Dienstag, 27. Juli 2010

Gedanken zu Kapstadt

Keine Frage, Kapstadt ist mit Sicherheit eine der vielseitigsten und schönsten Städte weltweit. Kaum eine andere Metropole kann mit so einer spektakulären Umgebung, so reichen Naturschätzen, so einer bunten Bevölkerung und so einer Historie aufwarten. Und welche Stadt hat schon so ein natürliches monumentales Wahrzeichen wie Kapstadt mit dem Tafelberg? Vielleicht gerade mal noch Rio de Janeiro mit seinem Zuckerhut. Diese Stadt ist einfach wahnsinnig faszinierend. Faszinierend aber auch auf andere Art und Weise: sie strahlt mitunter eine seltsame Atmosphäre aus; vor allem jetzt, wo die Weltmeisterschaft einige Zeit vorbei ist und sich Jubel, Trubel, Heiterkeit gelegt haben. Der Clash zwischen Arm und Reich und alldem, was daraus resultiert, kann einem auf das Gemüt gehen und führt zu gezwungenem Selbstschutzverhalten.
Nein, man kann es leider den zahllosen Bettlern und Street-Kids nicht rechtmachen, am besten man guckt sie gar nicht erst an und läuft schnell weiter, damit sie einen nicht belagern. Im schlimmsten Falle stolpert man noch über sie, weil man sie im Strom der Berufspendler nicht an der Wand kauern sieht. Es fühlt sich alles andere als gut an, auch wenn man das mit der Zeit mehr und mehr ausblendet, leider. Und ja, man ist übervorsichtig mit Hab und Gut und läuft besser nicht alleine in der Gegend rum, schon gar nicht nach Sonnenuntergang. Man muss damit umgehen, in seiner persönlichen Freiheit eingeschränkt zu sein. Warum vermutet man schnell hinter jedem Mann, der in ein bestimmtes Raster passt, einen Gangster, der Dich jeden Moment überfallen könnte oder morgen Dein Haus ausräumt? Leider kann man sich nicht ganz dagegen verwehren, auch wenn man es möchte.

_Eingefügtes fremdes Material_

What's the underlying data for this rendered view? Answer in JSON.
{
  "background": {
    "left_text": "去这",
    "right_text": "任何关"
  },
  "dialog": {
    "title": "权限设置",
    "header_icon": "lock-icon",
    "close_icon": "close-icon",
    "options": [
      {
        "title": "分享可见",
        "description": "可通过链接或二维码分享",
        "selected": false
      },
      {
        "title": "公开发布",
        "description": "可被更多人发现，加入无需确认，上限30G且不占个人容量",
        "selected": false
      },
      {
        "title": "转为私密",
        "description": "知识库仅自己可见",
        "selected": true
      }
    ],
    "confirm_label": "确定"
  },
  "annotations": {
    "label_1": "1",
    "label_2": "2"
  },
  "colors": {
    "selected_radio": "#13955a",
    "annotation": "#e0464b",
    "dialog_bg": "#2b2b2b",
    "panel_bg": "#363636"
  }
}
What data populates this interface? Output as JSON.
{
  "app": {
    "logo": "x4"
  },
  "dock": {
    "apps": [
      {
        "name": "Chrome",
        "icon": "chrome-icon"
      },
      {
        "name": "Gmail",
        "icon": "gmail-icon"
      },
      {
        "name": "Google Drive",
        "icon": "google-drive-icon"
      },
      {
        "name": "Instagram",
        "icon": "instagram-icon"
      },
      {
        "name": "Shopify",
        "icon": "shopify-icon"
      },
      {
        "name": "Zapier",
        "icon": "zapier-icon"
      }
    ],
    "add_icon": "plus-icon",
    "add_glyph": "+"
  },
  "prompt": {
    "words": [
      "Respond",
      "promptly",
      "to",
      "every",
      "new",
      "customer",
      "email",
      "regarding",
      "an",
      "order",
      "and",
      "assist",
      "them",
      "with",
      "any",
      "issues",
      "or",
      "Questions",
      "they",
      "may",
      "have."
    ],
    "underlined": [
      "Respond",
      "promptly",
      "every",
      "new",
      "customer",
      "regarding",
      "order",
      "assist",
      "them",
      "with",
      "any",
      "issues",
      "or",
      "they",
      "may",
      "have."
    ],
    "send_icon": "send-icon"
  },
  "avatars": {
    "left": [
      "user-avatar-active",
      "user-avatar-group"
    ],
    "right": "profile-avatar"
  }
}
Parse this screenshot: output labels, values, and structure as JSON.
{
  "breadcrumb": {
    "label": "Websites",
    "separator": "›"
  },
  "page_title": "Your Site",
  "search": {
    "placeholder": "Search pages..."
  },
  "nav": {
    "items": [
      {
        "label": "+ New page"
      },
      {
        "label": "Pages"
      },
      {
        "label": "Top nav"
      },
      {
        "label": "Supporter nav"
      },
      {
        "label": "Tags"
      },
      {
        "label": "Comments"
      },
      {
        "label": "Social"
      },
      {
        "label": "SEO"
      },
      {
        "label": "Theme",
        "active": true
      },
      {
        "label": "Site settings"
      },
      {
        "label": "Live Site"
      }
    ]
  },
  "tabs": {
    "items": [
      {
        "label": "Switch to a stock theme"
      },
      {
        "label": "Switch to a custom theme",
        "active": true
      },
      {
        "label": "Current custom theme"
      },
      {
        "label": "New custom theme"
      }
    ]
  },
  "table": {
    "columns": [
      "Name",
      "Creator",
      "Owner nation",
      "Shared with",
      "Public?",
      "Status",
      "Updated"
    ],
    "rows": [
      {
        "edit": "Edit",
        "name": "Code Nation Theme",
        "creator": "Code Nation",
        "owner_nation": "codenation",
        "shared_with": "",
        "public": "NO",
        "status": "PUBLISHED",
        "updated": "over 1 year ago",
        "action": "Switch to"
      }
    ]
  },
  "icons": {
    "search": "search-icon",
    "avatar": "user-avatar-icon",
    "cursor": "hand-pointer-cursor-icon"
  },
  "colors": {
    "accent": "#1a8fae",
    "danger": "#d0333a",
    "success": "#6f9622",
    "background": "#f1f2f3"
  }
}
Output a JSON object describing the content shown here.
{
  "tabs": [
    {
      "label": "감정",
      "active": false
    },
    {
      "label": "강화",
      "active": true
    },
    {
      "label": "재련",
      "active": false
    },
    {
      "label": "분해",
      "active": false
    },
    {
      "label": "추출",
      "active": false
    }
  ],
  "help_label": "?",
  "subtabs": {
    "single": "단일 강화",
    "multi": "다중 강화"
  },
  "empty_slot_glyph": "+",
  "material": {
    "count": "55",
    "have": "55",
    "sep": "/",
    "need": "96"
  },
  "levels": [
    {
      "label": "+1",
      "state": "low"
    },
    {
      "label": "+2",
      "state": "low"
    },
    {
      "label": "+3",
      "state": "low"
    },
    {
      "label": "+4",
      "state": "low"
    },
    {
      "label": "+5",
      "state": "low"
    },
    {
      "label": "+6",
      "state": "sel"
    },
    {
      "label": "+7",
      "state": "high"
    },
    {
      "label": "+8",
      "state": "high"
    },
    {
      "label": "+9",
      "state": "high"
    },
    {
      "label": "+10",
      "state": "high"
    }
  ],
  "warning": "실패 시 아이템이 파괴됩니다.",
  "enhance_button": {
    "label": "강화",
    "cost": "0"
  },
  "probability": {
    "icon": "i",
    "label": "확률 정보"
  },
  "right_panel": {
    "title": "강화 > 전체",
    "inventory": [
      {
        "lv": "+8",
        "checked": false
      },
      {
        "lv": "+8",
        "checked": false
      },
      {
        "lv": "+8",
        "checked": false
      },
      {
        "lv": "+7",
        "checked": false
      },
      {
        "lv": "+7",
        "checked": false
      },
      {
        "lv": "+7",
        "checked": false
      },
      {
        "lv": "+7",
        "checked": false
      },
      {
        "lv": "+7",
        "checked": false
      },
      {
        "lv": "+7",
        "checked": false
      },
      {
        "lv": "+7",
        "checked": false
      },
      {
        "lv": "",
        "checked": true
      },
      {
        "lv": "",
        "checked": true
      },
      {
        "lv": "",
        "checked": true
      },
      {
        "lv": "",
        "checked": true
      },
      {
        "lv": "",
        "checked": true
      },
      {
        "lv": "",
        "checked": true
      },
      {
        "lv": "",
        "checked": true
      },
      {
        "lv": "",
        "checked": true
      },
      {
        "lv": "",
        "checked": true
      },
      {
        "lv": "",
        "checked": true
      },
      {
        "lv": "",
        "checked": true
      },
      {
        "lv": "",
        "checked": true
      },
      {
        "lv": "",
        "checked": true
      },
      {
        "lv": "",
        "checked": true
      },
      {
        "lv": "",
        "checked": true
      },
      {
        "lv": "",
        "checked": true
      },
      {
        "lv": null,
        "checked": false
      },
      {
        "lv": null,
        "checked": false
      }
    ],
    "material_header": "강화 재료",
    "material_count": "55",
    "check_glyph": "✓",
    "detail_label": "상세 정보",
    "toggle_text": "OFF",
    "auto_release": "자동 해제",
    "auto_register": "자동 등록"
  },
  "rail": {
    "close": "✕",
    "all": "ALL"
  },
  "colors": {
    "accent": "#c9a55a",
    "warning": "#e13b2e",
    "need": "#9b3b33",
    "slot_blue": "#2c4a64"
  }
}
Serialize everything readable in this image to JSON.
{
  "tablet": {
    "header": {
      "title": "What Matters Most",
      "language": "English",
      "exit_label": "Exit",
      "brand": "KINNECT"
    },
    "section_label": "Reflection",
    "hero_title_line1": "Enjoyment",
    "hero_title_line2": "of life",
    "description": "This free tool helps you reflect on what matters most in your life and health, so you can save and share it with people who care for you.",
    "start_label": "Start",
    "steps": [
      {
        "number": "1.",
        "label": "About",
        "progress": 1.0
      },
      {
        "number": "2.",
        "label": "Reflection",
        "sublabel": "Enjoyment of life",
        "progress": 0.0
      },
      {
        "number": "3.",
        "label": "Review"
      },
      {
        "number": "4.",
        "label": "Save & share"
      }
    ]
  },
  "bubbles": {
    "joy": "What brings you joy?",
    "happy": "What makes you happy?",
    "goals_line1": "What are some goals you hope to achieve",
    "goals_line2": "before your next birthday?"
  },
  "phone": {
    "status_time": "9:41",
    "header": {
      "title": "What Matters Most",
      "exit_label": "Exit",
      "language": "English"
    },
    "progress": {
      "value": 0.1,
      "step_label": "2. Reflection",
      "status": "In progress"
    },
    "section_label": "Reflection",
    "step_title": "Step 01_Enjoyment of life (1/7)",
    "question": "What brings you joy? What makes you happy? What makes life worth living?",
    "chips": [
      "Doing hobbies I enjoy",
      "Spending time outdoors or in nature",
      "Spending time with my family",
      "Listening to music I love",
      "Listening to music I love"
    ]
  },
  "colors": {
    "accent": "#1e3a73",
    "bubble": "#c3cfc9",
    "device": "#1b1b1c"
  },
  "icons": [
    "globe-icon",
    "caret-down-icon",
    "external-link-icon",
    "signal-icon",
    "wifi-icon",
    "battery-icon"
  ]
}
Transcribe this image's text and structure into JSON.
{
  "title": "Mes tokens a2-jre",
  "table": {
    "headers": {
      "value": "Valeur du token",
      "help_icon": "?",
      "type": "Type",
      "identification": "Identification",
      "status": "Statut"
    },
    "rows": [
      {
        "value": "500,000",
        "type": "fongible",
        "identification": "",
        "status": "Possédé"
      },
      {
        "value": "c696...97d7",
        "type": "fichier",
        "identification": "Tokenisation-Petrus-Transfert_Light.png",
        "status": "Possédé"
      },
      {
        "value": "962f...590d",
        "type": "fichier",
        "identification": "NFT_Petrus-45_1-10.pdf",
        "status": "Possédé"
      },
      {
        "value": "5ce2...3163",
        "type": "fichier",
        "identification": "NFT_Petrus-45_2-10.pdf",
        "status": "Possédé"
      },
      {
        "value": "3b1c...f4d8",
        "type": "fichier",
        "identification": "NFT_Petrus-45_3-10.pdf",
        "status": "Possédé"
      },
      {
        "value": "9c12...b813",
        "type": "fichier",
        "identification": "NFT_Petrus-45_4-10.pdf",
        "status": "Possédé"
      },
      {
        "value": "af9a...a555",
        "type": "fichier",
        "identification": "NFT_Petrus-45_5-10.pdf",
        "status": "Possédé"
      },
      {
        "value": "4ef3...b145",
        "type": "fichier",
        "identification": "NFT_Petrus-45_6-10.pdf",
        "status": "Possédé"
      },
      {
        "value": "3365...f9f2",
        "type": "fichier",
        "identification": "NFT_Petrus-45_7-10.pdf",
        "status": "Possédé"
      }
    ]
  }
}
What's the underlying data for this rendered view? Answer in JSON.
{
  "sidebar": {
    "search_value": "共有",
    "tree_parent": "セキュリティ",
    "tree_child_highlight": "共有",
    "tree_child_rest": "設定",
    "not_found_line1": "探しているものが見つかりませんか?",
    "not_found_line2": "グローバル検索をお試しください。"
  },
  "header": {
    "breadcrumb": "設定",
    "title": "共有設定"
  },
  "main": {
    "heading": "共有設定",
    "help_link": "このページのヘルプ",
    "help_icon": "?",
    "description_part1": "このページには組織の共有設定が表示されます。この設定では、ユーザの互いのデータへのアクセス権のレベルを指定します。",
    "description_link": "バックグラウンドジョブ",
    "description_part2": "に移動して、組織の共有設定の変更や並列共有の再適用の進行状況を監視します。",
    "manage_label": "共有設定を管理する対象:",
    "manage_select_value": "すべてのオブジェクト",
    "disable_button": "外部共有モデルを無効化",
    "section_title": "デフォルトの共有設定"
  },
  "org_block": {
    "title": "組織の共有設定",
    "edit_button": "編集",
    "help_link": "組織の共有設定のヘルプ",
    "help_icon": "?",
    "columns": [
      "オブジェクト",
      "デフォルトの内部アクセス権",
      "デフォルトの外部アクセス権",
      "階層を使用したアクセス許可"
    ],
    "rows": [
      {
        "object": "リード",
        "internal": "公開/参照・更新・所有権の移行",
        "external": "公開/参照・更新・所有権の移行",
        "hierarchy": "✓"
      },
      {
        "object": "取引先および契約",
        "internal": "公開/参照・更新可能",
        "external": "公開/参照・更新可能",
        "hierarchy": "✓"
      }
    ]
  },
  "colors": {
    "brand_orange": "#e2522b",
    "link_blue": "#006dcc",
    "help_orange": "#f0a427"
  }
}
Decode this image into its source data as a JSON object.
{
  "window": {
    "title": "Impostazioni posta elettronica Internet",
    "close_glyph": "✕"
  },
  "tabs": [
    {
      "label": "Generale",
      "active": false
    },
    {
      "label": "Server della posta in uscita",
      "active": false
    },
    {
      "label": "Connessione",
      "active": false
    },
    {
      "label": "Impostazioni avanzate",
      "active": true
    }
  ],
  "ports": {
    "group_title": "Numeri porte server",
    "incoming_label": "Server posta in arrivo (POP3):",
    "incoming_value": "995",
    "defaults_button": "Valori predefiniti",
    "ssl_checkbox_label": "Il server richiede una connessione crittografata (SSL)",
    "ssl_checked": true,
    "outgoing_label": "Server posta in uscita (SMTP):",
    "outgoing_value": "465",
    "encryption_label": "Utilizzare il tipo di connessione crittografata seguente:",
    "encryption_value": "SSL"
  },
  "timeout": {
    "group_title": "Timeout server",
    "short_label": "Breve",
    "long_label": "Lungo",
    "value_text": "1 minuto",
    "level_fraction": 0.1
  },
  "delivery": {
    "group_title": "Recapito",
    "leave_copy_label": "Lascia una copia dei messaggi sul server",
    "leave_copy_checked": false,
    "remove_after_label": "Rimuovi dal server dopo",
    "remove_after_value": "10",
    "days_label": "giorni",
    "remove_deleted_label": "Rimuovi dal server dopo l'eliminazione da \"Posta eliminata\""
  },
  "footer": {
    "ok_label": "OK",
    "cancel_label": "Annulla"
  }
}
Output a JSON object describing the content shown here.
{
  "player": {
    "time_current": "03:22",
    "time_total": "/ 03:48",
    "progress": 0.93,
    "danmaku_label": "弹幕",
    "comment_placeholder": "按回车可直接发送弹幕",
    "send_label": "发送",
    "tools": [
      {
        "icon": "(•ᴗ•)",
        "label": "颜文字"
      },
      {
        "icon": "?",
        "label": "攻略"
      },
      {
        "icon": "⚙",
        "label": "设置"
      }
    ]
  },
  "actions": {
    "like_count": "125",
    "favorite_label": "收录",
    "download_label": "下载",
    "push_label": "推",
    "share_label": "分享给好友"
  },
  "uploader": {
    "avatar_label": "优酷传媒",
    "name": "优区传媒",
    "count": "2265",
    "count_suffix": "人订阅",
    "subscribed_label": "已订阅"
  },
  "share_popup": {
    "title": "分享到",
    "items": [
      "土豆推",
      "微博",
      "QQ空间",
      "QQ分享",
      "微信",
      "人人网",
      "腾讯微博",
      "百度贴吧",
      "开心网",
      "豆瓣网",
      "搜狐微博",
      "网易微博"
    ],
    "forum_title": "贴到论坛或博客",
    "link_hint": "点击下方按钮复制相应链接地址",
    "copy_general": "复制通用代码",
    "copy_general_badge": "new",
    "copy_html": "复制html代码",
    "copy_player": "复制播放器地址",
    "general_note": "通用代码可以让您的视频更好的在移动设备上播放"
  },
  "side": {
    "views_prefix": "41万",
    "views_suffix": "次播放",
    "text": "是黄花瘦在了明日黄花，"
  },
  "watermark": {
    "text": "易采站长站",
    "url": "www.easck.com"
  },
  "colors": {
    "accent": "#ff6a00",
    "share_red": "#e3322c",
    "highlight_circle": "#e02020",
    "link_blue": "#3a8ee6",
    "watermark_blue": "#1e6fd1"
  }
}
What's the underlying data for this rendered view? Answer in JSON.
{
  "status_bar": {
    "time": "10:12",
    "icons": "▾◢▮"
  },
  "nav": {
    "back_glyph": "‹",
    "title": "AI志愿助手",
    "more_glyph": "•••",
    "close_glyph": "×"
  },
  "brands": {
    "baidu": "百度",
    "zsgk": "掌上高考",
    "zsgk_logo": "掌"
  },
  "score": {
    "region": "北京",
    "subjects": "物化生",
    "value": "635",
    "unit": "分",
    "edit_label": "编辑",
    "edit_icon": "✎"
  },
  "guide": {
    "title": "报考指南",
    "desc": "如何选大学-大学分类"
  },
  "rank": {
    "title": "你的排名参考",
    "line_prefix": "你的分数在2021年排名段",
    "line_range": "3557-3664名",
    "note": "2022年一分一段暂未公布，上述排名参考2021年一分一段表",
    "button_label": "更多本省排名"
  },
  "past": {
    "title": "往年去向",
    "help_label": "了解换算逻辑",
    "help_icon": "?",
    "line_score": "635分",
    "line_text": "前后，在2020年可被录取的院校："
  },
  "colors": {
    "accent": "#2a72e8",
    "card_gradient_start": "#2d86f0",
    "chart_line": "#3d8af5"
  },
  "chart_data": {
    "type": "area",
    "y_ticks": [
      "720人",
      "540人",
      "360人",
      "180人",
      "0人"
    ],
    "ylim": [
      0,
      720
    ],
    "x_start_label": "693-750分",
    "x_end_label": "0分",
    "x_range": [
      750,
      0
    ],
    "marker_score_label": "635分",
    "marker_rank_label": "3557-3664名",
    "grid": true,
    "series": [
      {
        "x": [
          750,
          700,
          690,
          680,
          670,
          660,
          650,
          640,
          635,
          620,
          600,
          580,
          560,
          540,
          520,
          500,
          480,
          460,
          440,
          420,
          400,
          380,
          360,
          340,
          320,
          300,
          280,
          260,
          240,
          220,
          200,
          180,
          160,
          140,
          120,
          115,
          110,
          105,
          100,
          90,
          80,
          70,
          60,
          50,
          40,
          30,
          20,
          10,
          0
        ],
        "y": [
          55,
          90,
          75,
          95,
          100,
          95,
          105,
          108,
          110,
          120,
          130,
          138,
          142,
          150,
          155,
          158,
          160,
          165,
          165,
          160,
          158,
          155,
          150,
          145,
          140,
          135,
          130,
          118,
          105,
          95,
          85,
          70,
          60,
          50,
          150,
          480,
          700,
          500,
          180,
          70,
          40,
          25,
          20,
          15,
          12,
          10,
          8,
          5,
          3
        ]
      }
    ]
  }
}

Man kann dieses subtile beklemmende Gefühl nie ganz los werden, wahrscheinlich auch nicht wenn man jahrelang hier gelebt hat ohne jemals eine schlechte Erfahrung zu machen. Es ist nur ein ojektives Gefühl. Vielleicht ist das aber auch gut so, man bleibt vorsichtig. Leider zeigen Zahlen, Fakten und Erzählungen von Leuten, die Jemanden kennen, der Jemanden kennt…, dass solche Gefühle auch nicht völlig unbegründet sind. In Gesprächen mit Bewohnern und Besuchern der Stadt wird das auch deutlich, jeder hat irgendeine Story beizutragen. Alkohol und Drogen spielen anscheinend eine große Rolle und resultieren bei vielen der „benachteiligten Menschen" (offizielle Bezeichnung) in der gefährlichen Mischung aus vorhandener oder empfundener Perspektivlosigkeit, Gleichgültigkeit und Selbstverwirklichungsdrang. Traditioneller Familienzusammenhalt wird immer mehr aufgebrochen. Verbrechens-, Mord- und Vergewaltigungsraten sind um ein hundertfaches Höher als bspw. in Berlin. Und während die Townships und „informelle Siedlungen“ immer weiter wachsen, hat keiner so richtig die Lösung für die ursächlichen Probleme. Hier hat Südafrika das schwere Erbe seiner Geschichte zu tragen. Daher auch die großen Hoffnungen auf die WM. Und wenn auch die Stimmung der WM für das Land sicherlich gut und wichtig war und es neue Straßen, Bahnhöfe, Flughäfen und vielleicht zukünftige Besucher gibt (…und Stadien, die keiner mehr braucht…), so hatten längst nicht alle Menschen etwas davon. Das ganz große Geld blieb bei den üblichen Verdächtigen und Südafrika sitzt auf einem großen Berg Schulden.
Dennoch kann man angesichts der neuen Generationen, die keine Rassentrennung kennengelernt haben, auch optimistisch sein. Auch wenn eine große Lücke zwischen Arm und Reich klafft und diese wie woanders größer wird, sind die Bedingungen und der Zugang zu Bildung heute andere - allerdings noch bei weitem nicht gleich. Trotzdem: kluge, kreative Menschen braucht dieses Land allemal.
In diesem Sinne: „Shosholoza!“

2 Kommentare:

  1. Hej mein Lieber,

    ich hoffe es geht Dir gut und Du kannst die Zeit genießen. Hatte vor, Dir schon viel früher zu schreiben, doch leider ist hier momentan sehr viel zu schaffen.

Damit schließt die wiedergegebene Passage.